Она указала рукой на груду картонных коробок, старых зеленых кресел устрашающего вида и сундучков из-под чая, где хранилась большая часть ее супружеской жизни и моих школьных лет. Даже смешно — люди вечно держат в гаражах одно и то же, и моя мама — не исключение. Плетеные кашпо. Круглые оранжевые абажуры. И стопки дамских журналов, где на обложках принцесса Анна с волосами, собранными в пучок, спускается по трапу самолета.
Когда мама наконец ушла, я просмотрела свои дневники. Или то, что должно было стать дневниками. Мне никогда не удавалось вести их как следует. Их постоянно дарили мне на Рождество, а я не слишком усердствовала в записях. Вот и все. Но я знала, что в одной из этих коробок хранились записи той зимы, когда у меня случилась анорексия. И они пригодятся, если я хочу пробиться в здравоохранительную кампанию. Так что...
Дневник обнаружился в старой плетеной корзине для белья — рядом с аккуратно надписанными картонными коробками, где мама хранила старые счета. И он вонял — отчасти из-за плесени, начавшей расползаться по якобы кожаной, но на самом деле картонной обложке, но в основном из-за того, что в корзину я когда-то свалила и полупустые флакончики духов. Духи, которые покупаешь в восемнадцать лет, господи... Называется как-нибудь вроде «Малинки», а пахнет как мужская моча. Неудивительно, что парни меня бросали.
Вся моя жизнь отправилась в корзину для белья. Вот Шалтай-Болтай, большой и белесый, — а ведь когда мне его подарили, он был ярко-розовый. А вот совершенно отвратительный пластмассовый сувенир — предполагалось, что он будет похож на серебряную чашку; на нем написано: «САМОЙ ЛУЧШЕЙ ДЕВУШКЕ В МИРЕ». Это мне подарил Грег Дейли.
Вот старые фотографии, где мы с Хилари стоим возле палатки, — тот самый школьный поход, когда Ева, гений математики, рыдала после игры в бутылочку.

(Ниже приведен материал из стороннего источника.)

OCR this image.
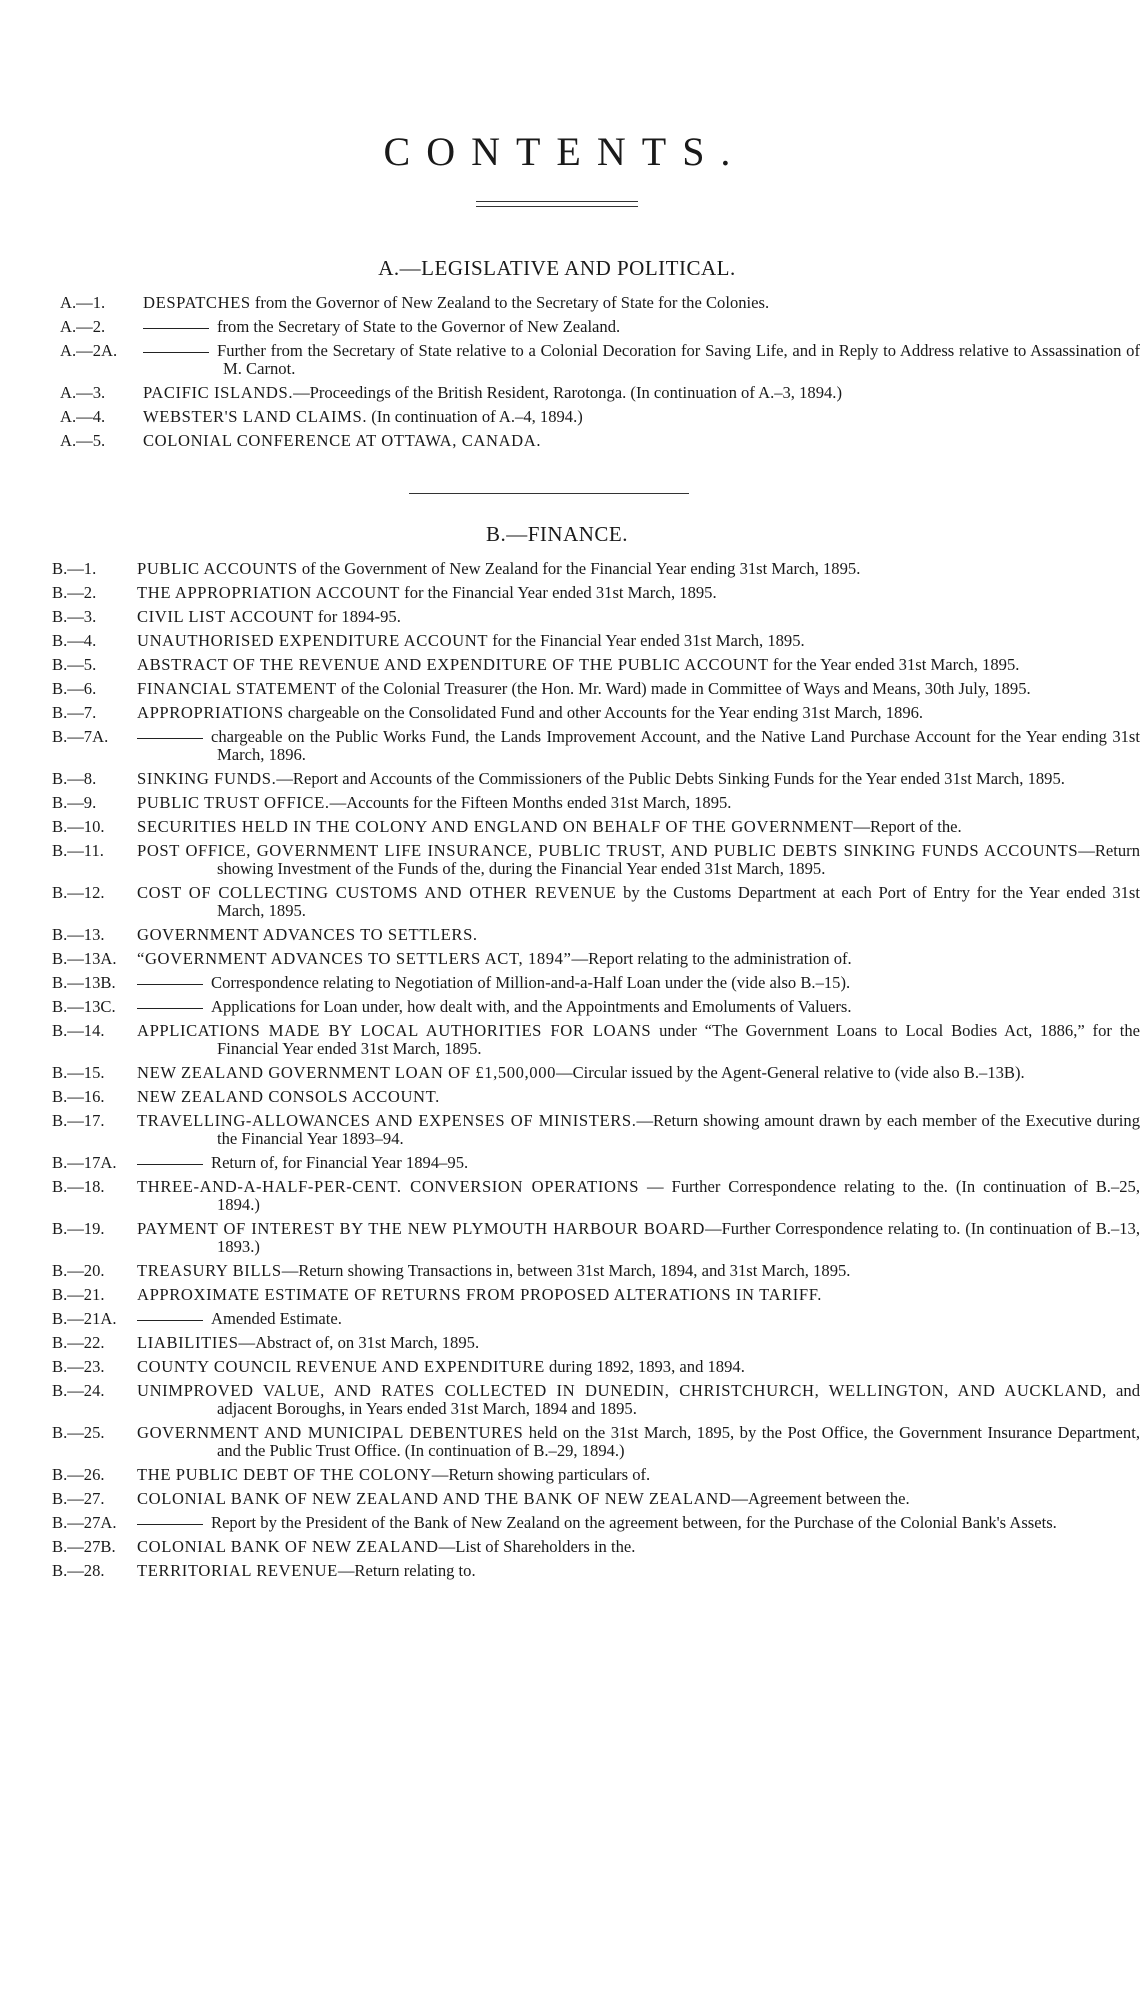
CONTENTS.
A.—LEGISLATIVE AND POLITICAL.
A.—1. DESPATCHES from the Governor of New Zealand to the Secretary of State for the Colonies.
A.—2.	from the Secretary of State to the Governor of New Zealand.
A.—2A.	Further from the Secretary of State relative to a Colonial Decoration for Saving Life, and in Reply to Address relative to Assassination of M. Carnot.
A.—3. PACIFIC ISLANDS.—Proceedings of the British Resident, Rarotonga. (In continuation of A.–3, 1894.)
A.—4. WEBSTER'S LAND CLAIMS. (In continuation of A.–4, 1894.)
A.—5. COLONIAL CONFERENCE AT OTTAWA, CANADA.
B.—FINANCE.
B.—1. PUBLIC ACCOUNTS of the Government of New Zealand for the Financial Year ending 31st March, 1895.
B.—2. THE APPROPRIATION ACCOUNT for the Financial Year ended 31st March, 1895.
B.—3. CIVIL LIST ACCOUNT for 1894-95.
B.—4. UNAUTHORISED EXPENDITURE ACCOUNT for the Financial Year ended 31st March, 1895.
B.—5. ABSTRACT OF THE REVENUE AND EXPENDITURE OF THE PUBLIC ACCOUNT for the Year ended 31st March, 1895.
B.—6. FINANCIAL STATEMENT of the Colonial Treasurer (the Hon. Mr. Ward) made in Committee of Ways and Means, 30th July, 1895.
B.—7. APPROPRIATIONS chargeable on the Consolidated Fund and other Accounts for the Year ending 31st March, 1896.
B.—7A.	chargeable on the Public Works Fund, the Lands Improvement Account, and the Native Land Purchase Account for the Year ending 31st March, 1896.
B.—8. SINKING FUNDS.—Report and Accounts of the Commissioners of the Public Debts Sinking Funds for the Year ended 31st March, 1895.
B.—9. PUBLIC TRUST OFFICE.—Accounts for the Fifteen Months ended 31st March, 1895.
B.—10. SECURITIES HELD IN THE COLONY AND ENGLAND ON BEHALF OF THE GOVERNMENT—Report of the.
B.—11. POST OFFICE, GOVERNMENT LIFE INSURANCE, PUBLIC TRUST, AND PUBLIC DEBTS SINKING FUNDS ACCOUNTS—Return showing Investment of the Funds of the, during the Financial Year ended 31st March, 1895.
B.—12. COST OF COLLECTING CUSTOMS AND OTHER REVENUE by the Customs Department at each Port of Entry for the Year ended 31st March, 1895.
B.—13. GOVERNMENT ADVANCES TO SETTLERS.
B.—13A. “GOVERNMENT ADVANCES TO SETTLERS ACT, 1894”—Report relating to the administration of.
B.—13B.	Correspondence relating to Negotiation of Million-and-a-Half Loan under the (vide also B.–15).
B.—13C.	Applications for Loan under, how dealt with, and the Appointments and Emoluments of Valuers.
B.—14. APPLICATIONS MADE BY LOCAL AUTHORITIES FOR LOANS under “The Government Loans to Local Bodies Act, 1886,” for the Financial Year ended 31st March, 1895.
B.—15. NEW ZEALAND GOVERNMENT LOAN OF £1,500,000—Circular issued by the Agent-General relative to (vide also B.–13B).
B.—16. NEW ZEALAND CONSOLS ACCOUNT.
B.—17. TRAVELLING-ALLOWANCES AND EXPENSES OF MINISTERS.—Return showing amount drawn by each member of the Executive during the Financial Year 1893–94.
B.—17A.	Return of, for Financial Year 1894–95.
B.—18. THREE-AND-A-HALF-PER-CENT. CONVERSION OPERATIONS — Further Correspondence relating to the. (In continuation of B.–25, 1894.)
B.—19. PAYMENT OF INTEREST BY THE NEW PLYMOUTH HARBOUR BOARD—Further Correspondence relating to. (In continuation of B.–13, 1893.)
B.—20. TREASURY BILLS—Return showing Transactions in, between 31st March, 1894, and 31st March, 1895.
B.—21. APPROXIMATE ESTIMATE OF RETURNS FROM PROPOSED ALTERATIONS IN TARIFF.
B.—21A.	Amended Estimate.
B.—22. LIABILITIES—Abstract of, on 31st March, 1895.
B.—23. COUNTY COUNCIL REVENUE AND EXPENDITURE during 1892, 1893, and 1894.
B.—24. UNIMPROVED VALUE, AND RATES COLLECTED IN DUNEDIN, CHRISTCHURCH, WELLINGTON, AND AUCKLAND, and adjacent Boroughs, in Years ended 31st March, 1894 and 1895.
B.—25. GOVERNMENT AND MUNICIPAL DEBENTURES held on the 31st March, 1895, by the Post Office, the Government Insurance Department, and the Public Trust Office. (In continuation of B.–29, 1894.)
B.—26. THE PUBLIC DEBT OF THE COLONY—Return showing particulars of.
B.—27. COLONIAL BANK OF NEW ZEALAND AND THE BANK OF NEW ZEALAND—Agreement between the.
B.—27A.	Report by the President of the Bank of New Zealand on the agreement between, for the Purchase of the Colonial Bank's Assets.
B.—27B. COLONIAL BANK OF NEW ZEALAND—List of Shareholders in the.
B.—28. TERRITORIAL REVENUE—Return relating to.
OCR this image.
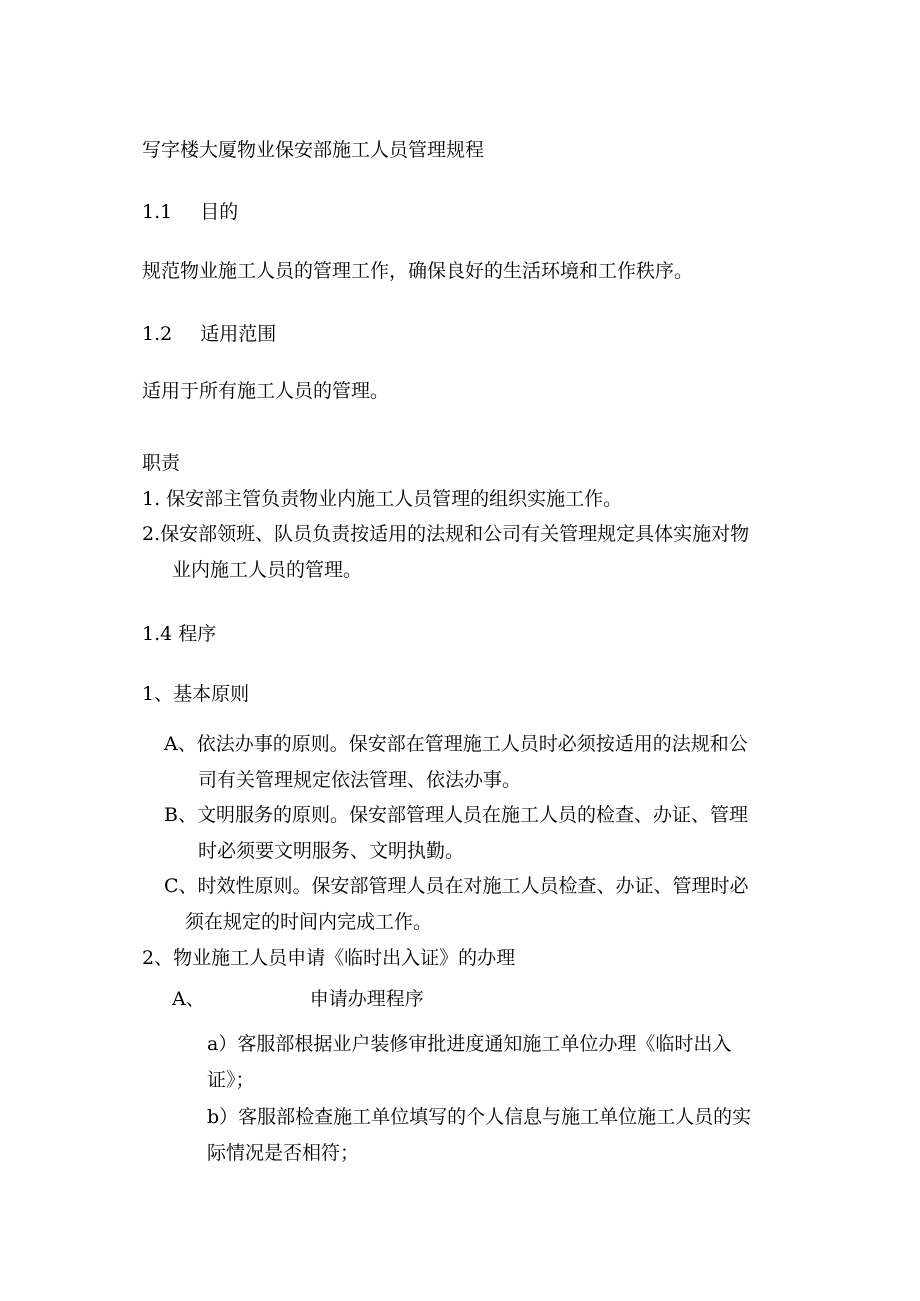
写字楼大厦物业保安部施工人员管理规程
1.1 目的
规范物业施工人员的管理工作，确保良好的生活环境和工作秩序。
1.2 适用范围
适用于所有施工人员的管理。
职责
1. 保安部主管负责物业内施工人员管理的组织实施工作。
2.保安部领班、队员负责按适用的法规和公司有关管理规定具体实施对物
业内施工人员的管理。
1.4 程序
1、基本原则
A、依法办事的原则。保安部在管理施工人员时必须按适用的法规和公
司有关管理规定依法管理、依法办事。
B、文明服务的原则。保安部管理人员在施工人员的检查、办证、管理
时必须要文明服务、文明执勤。
C、时效性原则。保安部管理人员在对施工人员检查、办证、管理时必
须在规定的时间内完成工作。
2、物业施工人员申请《临时出入证》的办理
A、	申请办理程序
a）客服部根据业户装修审批进度通知施工单位办理《临时出入
证》；
b）客服部检查施工单位填写的个人信息与施工单位施工人员的实
际情况是否相符；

И вот еще гольфы — о-о, гольфы, неужели мы такое носили? — и плакат с «Бумтаун Рэтс», где у Боба Гелдофа[16] огромные солнечные очки.
Не думаю, что кто-нибудь знает, где я храню записки о несчастной любви своей юности. Любопытных, наверное, отпугивало то, что к ним надо продираться сквозь залежи Шалтаев-Болтаев и гольфов. Я понимала, что расстроюсь. Но вот оно. 1990-й. Год, когда мне стукнуло двадцать два, год Джейми Стритона, год, когда я села на крайне эффективную диету с тертой морковкой и когда навеки завязала с дневниками.
Остались и заметки на полях. Все это теперь возвращалось ко мне. В середине «Июня» я вывела заглавными буквами: «ПОЧЕМУ Я ЕДИНСТВЕННЫЙ ЧЕЛОВЕК, КОТОРЫЙ НЕ МОЖЕТ ВОНЗИТЬ ЕЙ НОГТИ В ГОРЛО?»
Я отыскала не только бесконечные подсчеты килоджоулей и нудные рецепты (кресс-салат с апельсинами). Нашла и записи про Джейми.
Пятого июля я записала: «Кажется, сегодня он собирался признаться мне в любви. Мы гуляли по Уэйл-Бич, и я знала, что он хочет что-то сказать, но не может решиться. Наверное, думает, что еще слишком рано?»
А вот это действительно неловко — начиная с нашего первого свидания внизу страницы ведется счет дням, которые мы проводили вместе. Не часам и минутам, а именно дням.
Ну что, Виктория Ходячий Крах Любовных Отношений, ничего не изменилось, верно? Если поразмыслить, все мои романы состояли на две трети из фантазий и только на одну треть из реальности, а началось все именно тогда. Джейми вовсе не собирался говорить мне, что он меня любит. Если он и хотел что-то сказать, но не решался, так только то, что в бикини я выгляжу как после концлагеря.
Помню, в тот день он пнул комок водорослей, будто это был футбольный мяч. Джейми так обычно решал проблемы. Пнуть по чему-нибудь как следует.
Как и Дэн. Мохнатый будильник, подарок моего отца, он пинком отправил за окно в тот самый день, когда я призналась, что выбросила противозачаточные таблетки.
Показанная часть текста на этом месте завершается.